The Cold Cash War
- First edition cover Cover design by Irene Friedman
- Author: Robert Asprin
- Genre: Science fiction
- Publisher: St. Martin's Press
- Publication date: September 2, 1977

= The Cold Cash War =

1977 novel by Robert Asprin

The Cold Cash War is a 1977 science fiction novel by Robert Asprin.

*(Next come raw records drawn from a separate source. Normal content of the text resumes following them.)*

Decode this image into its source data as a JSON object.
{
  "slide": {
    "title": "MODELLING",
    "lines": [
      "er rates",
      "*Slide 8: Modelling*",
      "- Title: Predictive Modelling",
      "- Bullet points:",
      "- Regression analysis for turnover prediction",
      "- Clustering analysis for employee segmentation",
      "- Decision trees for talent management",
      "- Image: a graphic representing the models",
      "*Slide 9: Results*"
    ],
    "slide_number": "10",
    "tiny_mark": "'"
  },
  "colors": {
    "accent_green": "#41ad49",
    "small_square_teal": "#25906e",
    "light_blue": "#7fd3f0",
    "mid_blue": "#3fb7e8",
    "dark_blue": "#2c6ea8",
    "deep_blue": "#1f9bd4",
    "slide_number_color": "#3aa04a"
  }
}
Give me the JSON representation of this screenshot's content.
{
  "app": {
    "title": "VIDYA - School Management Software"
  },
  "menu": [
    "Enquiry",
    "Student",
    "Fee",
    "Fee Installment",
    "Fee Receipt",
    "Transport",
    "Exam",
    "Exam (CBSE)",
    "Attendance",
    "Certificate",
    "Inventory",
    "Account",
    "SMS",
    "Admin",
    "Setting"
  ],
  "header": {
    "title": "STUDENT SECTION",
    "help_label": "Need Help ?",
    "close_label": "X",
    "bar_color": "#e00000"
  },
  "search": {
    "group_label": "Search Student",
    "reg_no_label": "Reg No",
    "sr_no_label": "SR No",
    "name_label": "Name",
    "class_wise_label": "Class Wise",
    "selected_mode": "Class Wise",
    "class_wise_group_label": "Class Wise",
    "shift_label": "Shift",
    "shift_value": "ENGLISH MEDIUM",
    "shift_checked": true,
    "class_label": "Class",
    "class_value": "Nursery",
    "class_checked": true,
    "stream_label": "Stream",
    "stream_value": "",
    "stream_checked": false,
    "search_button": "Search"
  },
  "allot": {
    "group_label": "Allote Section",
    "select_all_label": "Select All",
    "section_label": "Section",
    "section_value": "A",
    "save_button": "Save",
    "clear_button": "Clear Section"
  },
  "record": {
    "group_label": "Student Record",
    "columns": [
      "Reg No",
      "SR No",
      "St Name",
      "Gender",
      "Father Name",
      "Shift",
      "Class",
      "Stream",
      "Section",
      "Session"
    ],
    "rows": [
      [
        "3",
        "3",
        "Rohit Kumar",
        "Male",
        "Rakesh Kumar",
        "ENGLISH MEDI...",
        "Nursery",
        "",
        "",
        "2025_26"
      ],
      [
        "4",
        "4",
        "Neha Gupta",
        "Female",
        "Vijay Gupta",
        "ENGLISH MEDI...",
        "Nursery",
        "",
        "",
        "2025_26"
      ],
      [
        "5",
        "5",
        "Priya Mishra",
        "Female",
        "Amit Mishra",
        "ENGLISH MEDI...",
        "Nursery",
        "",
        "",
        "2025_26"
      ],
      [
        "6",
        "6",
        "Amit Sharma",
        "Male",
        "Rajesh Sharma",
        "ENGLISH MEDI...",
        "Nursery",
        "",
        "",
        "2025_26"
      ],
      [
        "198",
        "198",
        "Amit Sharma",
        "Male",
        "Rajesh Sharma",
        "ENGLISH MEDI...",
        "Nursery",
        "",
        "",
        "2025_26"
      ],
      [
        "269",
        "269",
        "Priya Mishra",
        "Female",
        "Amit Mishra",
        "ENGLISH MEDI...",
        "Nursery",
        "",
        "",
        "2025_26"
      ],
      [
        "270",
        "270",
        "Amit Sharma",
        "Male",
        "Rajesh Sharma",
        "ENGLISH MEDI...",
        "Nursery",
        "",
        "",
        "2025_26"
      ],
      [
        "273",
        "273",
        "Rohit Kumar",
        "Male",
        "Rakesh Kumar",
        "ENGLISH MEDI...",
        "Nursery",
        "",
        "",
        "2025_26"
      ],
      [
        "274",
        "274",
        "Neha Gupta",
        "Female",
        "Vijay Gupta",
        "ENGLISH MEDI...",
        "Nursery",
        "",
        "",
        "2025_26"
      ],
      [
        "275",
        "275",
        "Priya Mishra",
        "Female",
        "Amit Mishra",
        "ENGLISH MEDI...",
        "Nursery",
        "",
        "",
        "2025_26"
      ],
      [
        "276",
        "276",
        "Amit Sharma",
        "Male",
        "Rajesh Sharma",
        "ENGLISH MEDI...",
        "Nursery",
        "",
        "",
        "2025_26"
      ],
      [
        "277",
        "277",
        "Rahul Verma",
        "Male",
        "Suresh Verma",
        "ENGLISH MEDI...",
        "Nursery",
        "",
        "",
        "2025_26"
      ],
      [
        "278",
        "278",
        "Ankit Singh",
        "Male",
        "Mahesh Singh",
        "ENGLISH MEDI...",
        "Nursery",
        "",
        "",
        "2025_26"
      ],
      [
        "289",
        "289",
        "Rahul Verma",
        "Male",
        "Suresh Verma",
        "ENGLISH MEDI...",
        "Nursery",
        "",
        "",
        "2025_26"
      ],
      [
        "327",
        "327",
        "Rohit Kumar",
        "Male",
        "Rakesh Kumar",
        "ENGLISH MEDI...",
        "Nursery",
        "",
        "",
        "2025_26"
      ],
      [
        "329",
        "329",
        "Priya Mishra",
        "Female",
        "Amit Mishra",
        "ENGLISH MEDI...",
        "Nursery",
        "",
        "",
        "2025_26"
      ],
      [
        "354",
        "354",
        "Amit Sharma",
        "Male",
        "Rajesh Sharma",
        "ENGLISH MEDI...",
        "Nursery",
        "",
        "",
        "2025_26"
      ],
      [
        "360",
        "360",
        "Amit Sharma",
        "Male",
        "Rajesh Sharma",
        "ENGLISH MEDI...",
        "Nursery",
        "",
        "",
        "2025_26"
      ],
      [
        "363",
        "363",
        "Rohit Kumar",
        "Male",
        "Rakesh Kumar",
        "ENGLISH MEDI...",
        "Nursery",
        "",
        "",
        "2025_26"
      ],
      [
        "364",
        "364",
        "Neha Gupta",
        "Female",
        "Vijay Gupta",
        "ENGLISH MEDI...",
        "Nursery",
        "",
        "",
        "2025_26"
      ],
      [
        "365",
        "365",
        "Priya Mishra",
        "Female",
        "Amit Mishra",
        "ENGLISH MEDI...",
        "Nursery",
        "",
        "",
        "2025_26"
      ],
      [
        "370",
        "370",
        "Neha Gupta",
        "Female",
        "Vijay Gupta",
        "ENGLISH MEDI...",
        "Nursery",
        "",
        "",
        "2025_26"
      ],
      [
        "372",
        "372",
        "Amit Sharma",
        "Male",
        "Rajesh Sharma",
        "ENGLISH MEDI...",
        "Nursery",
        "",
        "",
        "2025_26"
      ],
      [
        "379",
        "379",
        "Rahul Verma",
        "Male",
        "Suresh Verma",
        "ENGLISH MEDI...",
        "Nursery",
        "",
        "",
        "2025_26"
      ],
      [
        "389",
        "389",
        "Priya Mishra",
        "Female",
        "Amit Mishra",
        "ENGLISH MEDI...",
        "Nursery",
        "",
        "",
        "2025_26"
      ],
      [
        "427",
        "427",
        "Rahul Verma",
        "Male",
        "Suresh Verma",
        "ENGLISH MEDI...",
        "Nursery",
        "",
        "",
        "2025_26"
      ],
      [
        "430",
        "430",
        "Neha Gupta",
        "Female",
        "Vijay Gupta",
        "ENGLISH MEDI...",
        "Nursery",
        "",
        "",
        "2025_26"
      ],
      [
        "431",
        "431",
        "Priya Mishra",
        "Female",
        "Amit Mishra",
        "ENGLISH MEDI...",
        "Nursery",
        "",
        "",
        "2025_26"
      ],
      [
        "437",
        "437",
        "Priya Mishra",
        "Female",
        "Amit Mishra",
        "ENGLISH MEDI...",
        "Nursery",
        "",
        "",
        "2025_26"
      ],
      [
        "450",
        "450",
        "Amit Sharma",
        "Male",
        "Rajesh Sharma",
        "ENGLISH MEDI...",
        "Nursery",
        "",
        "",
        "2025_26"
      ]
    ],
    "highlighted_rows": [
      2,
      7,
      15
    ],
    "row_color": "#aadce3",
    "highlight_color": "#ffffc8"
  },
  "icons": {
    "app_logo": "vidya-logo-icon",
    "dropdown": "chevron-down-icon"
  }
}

The book is an expanded version of the novelette "Cold Cash War", published in the August 1977 issue of Analog. It takes place in a semi-dystopian near-future in which the enormous corporate cartels that have come to dominate the West have begun resolving their disputes with small-scale, nonlethal wars, fought by professional mercenaries.

==Setting==
The novel has been noted as an early example of proto-cyberpunk: capitalism is ascendant (the Communist bloc has severed relations with the West after a ruinous Sino-Soviet war), nation-states are losing relevancy in world affairs to corporations, communications technology is of prime importance, and the West is coming to terms with the rising economic power of Japan. Intercorporate conflicts are normally fought under nonlethal rules of engagement, using "killsuits"—a reverse version of powered armor, which immobilizes the wearer if the on-board computer detects a disabling hit.

==Plot==
Major Stephen Tidwell, a veteran mercenary commander employed by the Communications Combine, finds himself dismissed and blacklisted over a string of inexplicable failures in the field. Tidwell and his friend, Oil Coalition mercenary Michael Clancy, are almost immediately offered an extremely lucrative contract by the Zaibatsu—a conglomerate of major Japanese corporations—who wish to raise a strike force trained to Western standards. Tidwell accepts, and learns that the Japanese have infiltrated Communications and Oil at the highest levels, and were behind his dismissal. Upon his arrival in Japan, he is further astonished by the high standard of the Zaibatsu troops he is to lead, consisting of recruits from ultranationalist groups descended from Yukio Mishima's Tatenokai. (The narrative does not specify a date, but it does mention that Mishima's suicide occurred "over twenty years ago," suggesting the early 1990s.)

==Sequel==
Asprin revisited the setting in 1989 with Cold Cash Warrior, an interactive fiction coauthored with Bill Fawcett and using the Combat Command TRPG system. Mainly a tabletop RPG rulebook and scenario, it also contained roughly a novelette's worth of prose, constituting a detailed description of a tactical encounter in one of the inter-corporate conflicts of the setting.